Pension Funds Insider

Pension Funds Insider brings the latest pensions news and industry insights; from investment and governance updates to new mandate appointments and pensions regulatory information.

Be careful what you wish for

Image for Be careful what you wish for pension funds

They say you should be careful what you wish for, not least from the government; but expectations for 2020 are already low, so it’s worth a try. 

Unfair tax treatment is normally hard to defend, so the first pensions issue I feel ought to be fixed is the ‘net pay scandal’, which has been going on since the advent of automatic enrolment.
More than a million low-paid workers have been auto-enrolled without benefiting from tax relief on their pension contributions.  Many, earning between £10,000 and £12,500 pa, are members of master trusts operating Net Pay Arrangements, whereby tax is applied to net income after deduction of pension contributions from gross pay. If net income is below £12,500 there’s no tax to pay - but no tax relief on the pension contributions either.

This is widely recognised as unfair, and also discriminatory: about 75% of those affected are women. Even more could be caught when the age threshold is lowered from 22 to 18 and the lower earnings threshold is scrapped. The Conservative election manifesto went as far as promising to “conduct a comprehensive review”.

There’s already a solution for this, made well known to HMRC, which could use PAYE RTI data. Via an annual end-of-year reconciliation using the P800 process, HMRC could provide tax relief equivalent to that which would have been received via the alternative Relief at Source (RAS) route that personal pension providers are obliged to use. 

An unfair aspect of the pensions tax legislation, which affects pension contributions by earners towards the other end of the pay scale, is the now-notorious Tapered Annual Allowance. In the run-up to Christmas the outgoing government scrambled to address the deterrent effect upon senior NHS clinicians, who felt that in view of the potential tax penalty, working overtime just wasn’t worth it.

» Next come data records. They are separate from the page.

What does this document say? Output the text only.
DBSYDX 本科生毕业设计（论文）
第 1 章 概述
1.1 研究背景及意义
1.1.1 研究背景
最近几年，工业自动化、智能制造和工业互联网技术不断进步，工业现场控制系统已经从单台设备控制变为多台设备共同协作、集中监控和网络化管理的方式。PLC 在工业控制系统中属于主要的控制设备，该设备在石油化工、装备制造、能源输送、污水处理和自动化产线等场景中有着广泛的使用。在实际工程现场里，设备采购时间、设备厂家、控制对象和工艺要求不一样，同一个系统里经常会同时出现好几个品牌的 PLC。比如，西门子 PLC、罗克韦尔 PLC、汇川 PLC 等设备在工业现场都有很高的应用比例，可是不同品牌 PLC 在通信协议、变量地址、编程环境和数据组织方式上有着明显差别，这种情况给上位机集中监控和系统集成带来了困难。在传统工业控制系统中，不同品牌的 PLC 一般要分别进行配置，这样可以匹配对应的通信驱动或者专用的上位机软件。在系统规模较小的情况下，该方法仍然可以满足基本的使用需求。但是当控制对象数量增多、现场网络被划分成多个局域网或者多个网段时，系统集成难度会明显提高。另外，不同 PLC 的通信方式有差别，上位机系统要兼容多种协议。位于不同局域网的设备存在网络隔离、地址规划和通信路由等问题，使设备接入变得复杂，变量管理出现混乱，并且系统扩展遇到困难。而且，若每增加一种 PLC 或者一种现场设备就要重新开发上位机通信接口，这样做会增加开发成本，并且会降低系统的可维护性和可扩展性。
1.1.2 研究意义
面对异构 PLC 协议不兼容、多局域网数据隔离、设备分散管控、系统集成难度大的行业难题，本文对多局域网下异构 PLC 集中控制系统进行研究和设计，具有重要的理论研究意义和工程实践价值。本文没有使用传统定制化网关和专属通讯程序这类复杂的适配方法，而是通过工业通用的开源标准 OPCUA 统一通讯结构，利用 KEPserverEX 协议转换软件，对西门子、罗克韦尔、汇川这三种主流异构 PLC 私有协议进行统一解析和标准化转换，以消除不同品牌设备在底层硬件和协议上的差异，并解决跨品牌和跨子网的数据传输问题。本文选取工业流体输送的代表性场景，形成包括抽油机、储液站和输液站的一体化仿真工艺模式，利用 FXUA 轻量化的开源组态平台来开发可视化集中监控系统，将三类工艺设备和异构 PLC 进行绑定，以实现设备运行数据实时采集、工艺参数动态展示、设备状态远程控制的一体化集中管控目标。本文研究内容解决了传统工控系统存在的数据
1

Complicated proposals were made and re-made. What emerged from the wash was a plan whereby eligible NHS Pension Scheme members would not only be able to elect for the Scheme to pay to any Annual Allowance charge, but also to receive a cast-iron guarantee of an extra salary payment upon retirement to cover the amount deducted from their pension to repay the Scheme.

This was and is only a temporary fix. The Taper should be scrapped because it’s simply unworkable. It’s only a slight reformulation of the ‘Special Annual Allowance‘ which was scrapped (for the same reason) by the incoming Coalition in 2010. Again, the Conservative Party manifesto promised an “urgent review”. 

If a more permanent ‘solution’ does emerge for NHS clinicians, it’ll be very difficult for the government to resist demands for equal treatment from other public sector workers potentially subject to AA charges. Members of the armed forces, the police, firefighters and teachers have already been queuing up.

The Government will then have some further difficulty in defending unequal treatment of members of private sector schemes, for whom at the moment no such special treatment has been proposed. As they peer into that can of worms, more unfairness is exposed, such as the Lifetime Allowance (LTA) charge threshold.

£1.055 million sounds like a sum most pension savers can only dream about, but from a money purchase pot of that size, an index-linked pension of only half the amount available from a defined benefit scheme can be obtained without paying a Lifetime Allowance charge. It’s all to do with a number called the valuation factor, and how annuity prices have plunged since A-Day.

Meanwhile the undoubted mass appeal of pensions dashboards is dimming as their realisation appears almost as far away as ever. As a way of finding out how much you’ve actually saved in a pension, the proposed Simpler Benefit Statement has pushed dashboards to one side, it seems. Still, there’s a doubt about how much simpler the result will actually be, given the British penchant for caveats, terms and conditions.

All agree that greater engagement of savers with their pension arrangements is desirable. The government should retain that as a watchword for reform, along with that other pillar of the zeitgeist, ‘sustainable’. Engagement is linked to the availability of advice though, and there’s another problem.

The advent of flexible access ought to have stimulated an expansion of the advisory sector, but the opposite has happened. Transfers from defined benefit schemes are becoming harder to achieve, especially with the FCA bearing down. This illustrates perhaps the biggest problem of all: there’s plenty of guidance on the web, but more than what they could do, people want to know what they should do.

People need advice. We might wish above all for a National Wealth Service (NWS): a network of financial advice centres. MAPS could deliver this.